El enamorado de la Osa Mayor (II)


Alfonso Guido_ Perfil Casi literalExisten tres maneras de pasar a figurar en la historia como una persona extraordinaria. La primera consiste, por supuesto, en haber tenido una vida lo suficiente y honestamente digna como para motivar a alguien a contarla (curiosamente, esta resulta siendo la menos viable). La segunda consiste en tomar un solo hecho de la propia vida —que en realidad podría tratarse de un hecho común y corriente, y hasta de una mentira— y dejar que el imaginario colectivo lo tergiverse a su antojo hasta convertirlo en una leyenda; y la tercera, la más descarada pero a la vez la más infalible de todas, es contar tu propia historia “verídica”, claro: con tus propias mentiras.

El enamorado de la Osa Mayor es el título que tiene la autobiografía —y única biografía “oficial” conocida hasta ahora— de Sergiusz Piasecki, un bandolero polaco de vida extraordinaria sobre el cuál empecé este artículo hace algunas semanas; pero lo más triste, penoso y hasta patético del caso —y también lo más tierno, por qué no decirlo— es que él fue la única persona en el mundo que murió creyendo que se trataba, en efecto, de la verídica y auténtica historia de su vida: “contada por él mismo”, nada más y nada menos, qué tal.
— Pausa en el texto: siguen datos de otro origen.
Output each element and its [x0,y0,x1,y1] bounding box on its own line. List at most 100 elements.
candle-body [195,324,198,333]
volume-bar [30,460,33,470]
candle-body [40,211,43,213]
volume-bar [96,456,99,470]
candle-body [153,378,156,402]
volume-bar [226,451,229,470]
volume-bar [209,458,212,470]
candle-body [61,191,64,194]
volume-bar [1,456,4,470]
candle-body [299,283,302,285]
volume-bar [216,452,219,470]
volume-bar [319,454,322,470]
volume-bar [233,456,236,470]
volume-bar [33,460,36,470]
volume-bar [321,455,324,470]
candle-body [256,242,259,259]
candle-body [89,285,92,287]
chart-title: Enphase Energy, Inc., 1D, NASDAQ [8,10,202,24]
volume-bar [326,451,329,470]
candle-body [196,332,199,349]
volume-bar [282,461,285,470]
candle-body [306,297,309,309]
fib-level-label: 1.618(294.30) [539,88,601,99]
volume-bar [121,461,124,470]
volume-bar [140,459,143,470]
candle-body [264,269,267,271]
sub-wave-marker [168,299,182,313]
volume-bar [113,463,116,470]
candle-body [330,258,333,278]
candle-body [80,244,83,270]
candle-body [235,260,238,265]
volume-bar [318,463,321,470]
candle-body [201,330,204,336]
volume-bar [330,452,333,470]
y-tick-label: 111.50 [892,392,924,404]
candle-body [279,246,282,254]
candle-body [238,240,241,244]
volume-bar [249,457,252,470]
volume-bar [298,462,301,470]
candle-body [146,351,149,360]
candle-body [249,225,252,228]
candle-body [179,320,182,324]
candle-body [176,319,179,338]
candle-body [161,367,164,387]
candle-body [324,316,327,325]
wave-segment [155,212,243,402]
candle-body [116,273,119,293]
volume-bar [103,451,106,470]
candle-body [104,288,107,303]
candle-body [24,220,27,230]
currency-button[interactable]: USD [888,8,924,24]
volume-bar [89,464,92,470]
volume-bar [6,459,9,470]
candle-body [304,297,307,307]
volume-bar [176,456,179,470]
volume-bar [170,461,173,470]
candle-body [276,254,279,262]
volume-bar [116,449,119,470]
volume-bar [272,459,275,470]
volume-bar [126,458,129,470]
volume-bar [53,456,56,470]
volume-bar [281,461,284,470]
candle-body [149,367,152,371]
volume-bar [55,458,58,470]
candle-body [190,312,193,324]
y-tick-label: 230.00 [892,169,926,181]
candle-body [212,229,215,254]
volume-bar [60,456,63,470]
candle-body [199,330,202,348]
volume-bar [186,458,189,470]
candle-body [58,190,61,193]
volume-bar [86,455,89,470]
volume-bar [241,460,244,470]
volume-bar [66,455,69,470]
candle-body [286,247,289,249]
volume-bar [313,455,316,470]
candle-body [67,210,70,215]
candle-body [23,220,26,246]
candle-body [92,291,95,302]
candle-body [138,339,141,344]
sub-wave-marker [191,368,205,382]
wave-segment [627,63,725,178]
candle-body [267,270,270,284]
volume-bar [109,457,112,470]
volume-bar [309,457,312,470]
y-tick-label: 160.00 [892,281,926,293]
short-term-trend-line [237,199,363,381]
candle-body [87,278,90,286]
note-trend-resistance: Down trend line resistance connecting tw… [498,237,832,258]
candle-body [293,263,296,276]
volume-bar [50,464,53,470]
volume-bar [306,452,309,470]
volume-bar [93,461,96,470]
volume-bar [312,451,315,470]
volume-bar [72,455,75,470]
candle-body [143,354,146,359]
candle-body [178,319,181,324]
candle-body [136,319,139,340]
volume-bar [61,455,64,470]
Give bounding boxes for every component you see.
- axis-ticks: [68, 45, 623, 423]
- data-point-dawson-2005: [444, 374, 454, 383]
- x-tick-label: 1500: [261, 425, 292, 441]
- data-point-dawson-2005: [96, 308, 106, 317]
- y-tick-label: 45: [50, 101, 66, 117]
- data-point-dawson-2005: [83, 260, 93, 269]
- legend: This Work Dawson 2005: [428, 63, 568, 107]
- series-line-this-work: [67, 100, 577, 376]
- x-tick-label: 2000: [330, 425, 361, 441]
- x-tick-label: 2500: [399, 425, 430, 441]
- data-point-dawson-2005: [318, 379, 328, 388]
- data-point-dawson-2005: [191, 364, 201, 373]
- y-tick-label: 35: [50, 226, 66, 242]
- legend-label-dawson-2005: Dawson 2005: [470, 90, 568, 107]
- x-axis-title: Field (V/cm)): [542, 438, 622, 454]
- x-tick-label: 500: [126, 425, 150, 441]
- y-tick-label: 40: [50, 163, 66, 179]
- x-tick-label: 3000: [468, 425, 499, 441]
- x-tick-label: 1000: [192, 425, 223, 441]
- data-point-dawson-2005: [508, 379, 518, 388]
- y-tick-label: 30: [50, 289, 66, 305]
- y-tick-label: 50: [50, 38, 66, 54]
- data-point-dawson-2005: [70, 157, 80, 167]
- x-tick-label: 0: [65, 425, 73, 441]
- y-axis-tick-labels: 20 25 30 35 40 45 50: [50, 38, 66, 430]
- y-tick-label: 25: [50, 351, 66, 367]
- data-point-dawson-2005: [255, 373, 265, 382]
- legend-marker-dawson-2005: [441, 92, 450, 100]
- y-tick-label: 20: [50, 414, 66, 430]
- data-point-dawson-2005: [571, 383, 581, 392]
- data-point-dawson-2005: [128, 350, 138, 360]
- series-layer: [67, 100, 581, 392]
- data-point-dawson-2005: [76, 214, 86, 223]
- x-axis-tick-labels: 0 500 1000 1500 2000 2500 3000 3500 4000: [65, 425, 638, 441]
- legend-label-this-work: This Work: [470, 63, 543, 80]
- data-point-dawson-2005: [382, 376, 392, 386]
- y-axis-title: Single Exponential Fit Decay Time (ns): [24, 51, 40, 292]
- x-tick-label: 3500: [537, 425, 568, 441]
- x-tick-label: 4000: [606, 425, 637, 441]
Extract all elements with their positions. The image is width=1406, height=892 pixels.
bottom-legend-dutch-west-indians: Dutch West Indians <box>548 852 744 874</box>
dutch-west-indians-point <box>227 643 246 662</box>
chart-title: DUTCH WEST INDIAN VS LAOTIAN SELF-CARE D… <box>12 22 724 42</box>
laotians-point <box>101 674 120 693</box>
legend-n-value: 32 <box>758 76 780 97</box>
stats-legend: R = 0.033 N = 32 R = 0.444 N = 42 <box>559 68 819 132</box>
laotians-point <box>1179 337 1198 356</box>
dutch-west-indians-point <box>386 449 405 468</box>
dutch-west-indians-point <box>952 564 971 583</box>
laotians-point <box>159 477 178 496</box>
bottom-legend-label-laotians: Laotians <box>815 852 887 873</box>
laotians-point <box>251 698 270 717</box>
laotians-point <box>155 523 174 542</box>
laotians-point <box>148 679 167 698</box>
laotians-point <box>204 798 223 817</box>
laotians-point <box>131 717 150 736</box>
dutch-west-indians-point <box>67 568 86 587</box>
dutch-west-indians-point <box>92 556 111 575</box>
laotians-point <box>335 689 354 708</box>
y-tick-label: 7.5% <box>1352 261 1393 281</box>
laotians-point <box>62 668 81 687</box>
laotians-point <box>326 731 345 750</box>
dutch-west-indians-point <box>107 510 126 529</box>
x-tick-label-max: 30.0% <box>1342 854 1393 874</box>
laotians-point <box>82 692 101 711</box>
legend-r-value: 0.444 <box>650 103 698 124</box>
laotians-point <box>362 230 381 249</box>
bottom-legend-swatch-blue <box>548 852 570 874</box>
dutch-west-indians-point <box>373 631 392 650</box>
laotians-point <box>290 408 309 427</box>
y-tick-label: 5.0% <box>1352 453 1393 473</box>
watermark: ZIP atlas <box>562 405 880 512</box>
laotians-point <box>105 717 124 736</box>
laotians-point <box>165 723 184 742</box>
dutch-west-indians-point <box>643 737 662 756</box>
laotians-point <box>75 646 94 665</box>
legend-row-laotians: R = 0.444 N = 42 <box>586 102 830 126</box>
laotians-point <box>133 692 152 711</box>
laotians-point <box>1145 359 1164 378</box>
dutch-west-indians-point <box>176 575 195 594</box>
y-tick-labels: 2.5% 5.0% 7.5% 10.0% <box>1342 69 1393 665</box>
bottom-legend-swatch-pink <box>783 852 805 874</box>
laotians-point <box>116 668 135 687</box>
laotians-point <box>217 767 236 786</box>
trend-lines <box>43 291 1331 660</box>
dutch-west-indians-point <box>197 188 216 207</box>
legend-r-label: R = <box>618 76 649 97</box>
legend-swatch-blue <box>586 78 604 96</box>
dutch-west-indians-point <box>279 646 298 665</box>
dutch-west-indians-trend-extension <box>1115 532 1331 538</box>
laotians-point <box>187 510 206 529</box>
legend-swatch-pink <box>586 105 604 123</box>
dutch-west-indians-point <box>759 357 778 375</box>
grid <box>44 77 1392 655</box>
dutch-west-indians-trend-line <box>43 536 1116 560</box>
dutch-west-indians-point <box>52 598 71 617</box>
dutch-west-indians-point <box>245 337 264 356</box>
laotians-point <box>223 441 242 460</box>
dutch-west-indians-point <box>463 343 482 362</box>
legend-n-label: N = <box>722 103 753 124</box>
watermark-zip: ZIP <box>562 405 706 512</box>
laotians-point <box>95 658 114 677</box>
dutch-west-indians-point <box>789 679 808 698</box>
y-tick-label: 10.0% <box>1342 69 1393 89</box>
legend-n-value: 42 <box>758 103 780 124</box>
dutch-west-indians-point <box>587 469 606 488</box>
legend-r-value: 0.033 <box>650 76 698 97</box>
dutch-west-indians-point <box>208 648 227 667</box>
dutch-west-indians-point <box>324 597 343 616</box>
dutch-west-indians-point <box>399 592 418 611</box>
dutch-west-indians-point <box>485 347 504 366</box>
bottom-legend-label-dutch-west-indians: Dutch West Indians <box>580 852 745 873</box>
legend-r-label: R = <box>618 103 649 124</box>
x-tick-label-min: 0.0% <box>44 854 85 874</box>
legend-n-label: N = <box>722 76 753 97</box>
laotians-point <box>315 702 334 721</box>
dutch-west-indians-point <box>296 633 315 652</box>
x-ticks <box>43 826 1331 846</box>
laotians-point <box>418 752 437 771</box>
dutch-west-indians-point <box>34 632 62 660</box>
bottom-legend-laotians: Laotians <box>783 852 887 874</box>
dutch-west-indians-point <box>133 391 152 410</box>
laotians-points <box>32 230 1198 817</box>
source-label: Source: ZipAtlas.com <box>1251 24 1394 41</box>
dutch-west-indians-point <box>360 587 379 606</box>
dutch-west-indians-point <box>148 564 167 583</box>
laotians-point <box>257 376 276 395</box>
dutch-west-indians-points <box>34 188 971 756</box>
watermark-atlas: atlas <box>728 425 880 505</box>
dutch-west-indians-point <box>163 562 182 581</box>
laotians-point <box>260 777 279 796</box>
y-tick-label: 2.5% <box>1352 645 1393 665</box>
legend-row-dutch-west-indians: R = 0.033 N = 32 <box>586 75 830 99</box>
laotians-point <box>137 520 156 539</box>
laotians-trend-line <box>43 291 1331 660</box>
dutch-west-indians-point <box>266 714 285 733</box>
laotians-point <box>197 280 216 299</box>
En otras palabras, y como suele decir a cada rato mi madre: solo él se la tragó enterita.

Y en efecto, luego de un historial delictivo como bandolero de la más alta calaña, nadie quiso creer que él fuera ese muchacho bonachón y buen mozo que protagoniza la novela (digo, la “biografía”, con su perdón, señor Piasecki) y que inocentemente, por pura necesidad, acaso una fuerza ajena a su voluntad, empieza a contrabandear solamente peines de plástico, espejitos, pedacitos de cuero y suelas de calzado, entre otro tipo de productos inofensivos y de mínimo valor; o sea, nada grave, simplemente “de ese tipo de baratijas que les encanta comercializar a los judíos”, según él; así como tampoco quisieron creer que ese bandolerito “de a mentiritas” haya sido el hombre más deseado y amado por las mujeres más hermosas, castas y pulcras de Minsk y sus alrededores; pero sobre todo, que se tratara del contrabandista más bueno y gentil que haya cruzado alguna vez fronteras rusas, incapaz de desenvainar su parabellum (sí, claro, adivinen qué: que tampoco llegó a sus manos por voluntad propia) para hacerle daño a alguien.

Acaso para quedar bien con él y a la vez no hacerlo quedar en demasiado ridículo, algún editor bonachón decidió publicar su historia encasillándola bajo el sello de “novela biográfica”, etiqueta de por sí espantosa y referente de muy mala literatura (cosa que en realidad esta obra no lo es del todo), pero con la que, sin embargo, llegó a ser traducida a muchos idiomas, y además muy elogiada y reconocida (claro, sobre todo en Europa, hay que decirlo).

Hoy siento nostalgia al recordar que El enamorado de la Osa Mayor, con todo y sus mentiras y con todo y sus carencias literarias (de las que no me daría cuenta sino hasta muchos años después, por supuesto), fue el primer libro de casi 400 páginas y de letra pequeña que me volé de pasta a pasta, sentado en una mecedora colocada bajo el techo de zinc de un pasillo que colindaba con un jardín tropical que años más tarde se llegaría a convertir en un porche insípido con cielo raso. Creo que entre todos los libros viejos de literatura que habían en la casa, esa era una de las pocas novelas, si es que no la única. Sin embargo, ¿quién, siendo un púbero pre-adolescente de trópico necesita los viajes extraordinarios de las novelas de Verne cuando dispone de la historia “verídica” de un tipo temerario y osado que hacía cosas ilegales a su antojo, y que además se acostaba con las mujeres centroeuropeas más hermosas y agraciadas, de ojos azules, de hermosas piernas y senos y caderas prominentes? Porque solo gracias a la literatura uno puede lograr cosas extraordinarias, como por ejemplo convertirse en la persona más valiente del mundo, experimentar travesías increíbles en lugares insospechados o incluso tener un idilio con la persona que más se le antoje a uno; pero lo mejor de todo: creérselo; sino pregúntenselo a Sergiusz Piasecki.